Jesse Hunter may have been pulling reporters’ legs about “Borinkus,” but he was directly connected to real world monstrosities. He’s best remembered today as the attorney who prosecuted the Groveland Boys, four Black boys accused of raping white 17-year-old Norma Padgett in Central Florida in 1949. Following a trial in which no evidence was presented, the four were convicted by the all white jury, triggering a bloody series of events including white mob attacks and murders. In 2016, the Groveland Boys were exonerated. They were all long dead. The mayor of Groveland offered them a “posthumous apology.”

In Florida, even when you dig into legends of sea monsters, you unearth lynchings and massacres.

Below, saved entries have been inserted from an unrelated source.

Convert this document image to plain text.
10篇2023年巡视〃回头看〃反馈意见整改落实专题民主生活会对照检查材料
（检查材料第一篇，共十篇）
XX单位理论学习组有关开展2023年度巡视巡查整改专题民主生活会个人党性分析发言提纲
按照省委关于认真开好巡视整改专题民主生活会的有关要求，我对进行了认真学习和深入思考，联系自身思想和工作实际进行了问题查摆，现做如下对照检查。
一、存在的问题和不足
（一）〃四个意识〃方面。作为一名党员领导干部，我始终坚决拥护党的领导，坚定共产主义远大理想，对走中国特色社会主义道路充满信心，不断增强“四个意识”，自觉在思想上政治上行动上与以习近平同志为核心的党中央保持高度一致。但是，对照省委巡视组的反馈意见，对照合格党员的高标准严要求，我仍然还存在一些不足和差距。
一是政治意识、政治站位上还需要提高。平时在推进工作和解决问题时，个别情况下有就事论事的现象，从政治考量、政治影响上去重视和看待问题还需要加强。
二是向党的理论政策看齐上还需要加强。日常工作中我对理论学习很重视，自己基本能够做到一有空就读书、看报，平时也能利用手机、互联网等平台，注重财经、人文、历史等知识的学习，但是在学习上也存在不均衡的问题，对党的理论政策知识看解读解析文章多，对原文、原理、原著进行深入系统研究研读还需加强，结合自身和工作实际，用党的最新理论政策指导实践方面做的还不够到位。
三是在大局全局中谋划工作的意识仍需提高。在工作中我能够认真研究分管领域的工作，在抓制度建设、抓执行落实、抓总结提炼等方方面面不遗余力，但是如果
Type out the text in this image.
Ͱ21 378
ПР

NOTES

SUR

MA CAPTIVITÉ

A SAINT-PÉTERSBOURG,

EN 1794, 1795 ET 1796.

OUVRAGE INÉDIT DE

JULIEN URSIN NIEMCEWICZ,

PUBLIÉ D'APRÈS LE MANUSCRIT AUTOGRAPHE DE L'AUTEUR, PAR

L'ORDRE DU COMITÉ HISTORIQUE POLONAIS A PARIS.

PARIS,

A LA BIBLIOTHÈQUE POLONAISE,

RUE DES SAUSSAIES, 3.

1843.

Sheriff Willis McCall, Jailer Reuben Hatcher, and three of the four Groveland Boys, Walter Irvin, Sammy Shepherd and Charles Greenlee. The fourth, Ernest Thomas, had been killed by McCall’s posse. Not long after this photograph, McCall murdered Shepherd and shot Irvin. Photo courtesy National Public Radio.

In October 1953, The Orlando Sentinel reported that “a lady” described the St. Johns River Monster as “the beast that swims like a fish and walks like a dog.” At least it wasn’t “the beast with two backs” Iago references in Shakespeare’s Othello. After it came “up to her boat” somewhere between Orlando and Jacksonville, “two other parties of fisherfolk reported having seen the beast.” The leviathan stretched 35 feet long “with a head 30 inches wide and a 10 inch horn in the middle of its head.”

Biologists told newspapers the monster was probably a manatee, a “sea cow.” After all, Christopher Columbus had apparently seen manatee when he wrote in his journal of mermaids. In the 1750s, French anatomist and printmaker Gautier d’Agoty engraved images of mermaids as human-fish hybrids, but also androgynous and racially ambiguous. It was impossible for Europeans at that point to imagine the Americas otherwise. Perhaps they were right.

Mermaids, as imagined from reported sightings in the Caribbean and off Florida, by Gautier d’Agoty, 1759

Homer J. Wright, president of the Astor, Florida Chamber of Commerce disagreed with contemporary scientists. On June 18, 1954, Wright told the Sentinel an unnamed wildlife officer “who didn’t happen to have his camera with him at the time” had recently seen the river monster. Wright said he “wouldn’t be surprised at all if in the wilds of Florida there weren’t some creature like that monster.”

What Wright thought of the likelihood of monsters in the form of white sheriffs and lynch mobs deep in the Florida woods and swamplands, if his imagination admitted of such horrors, he did not say.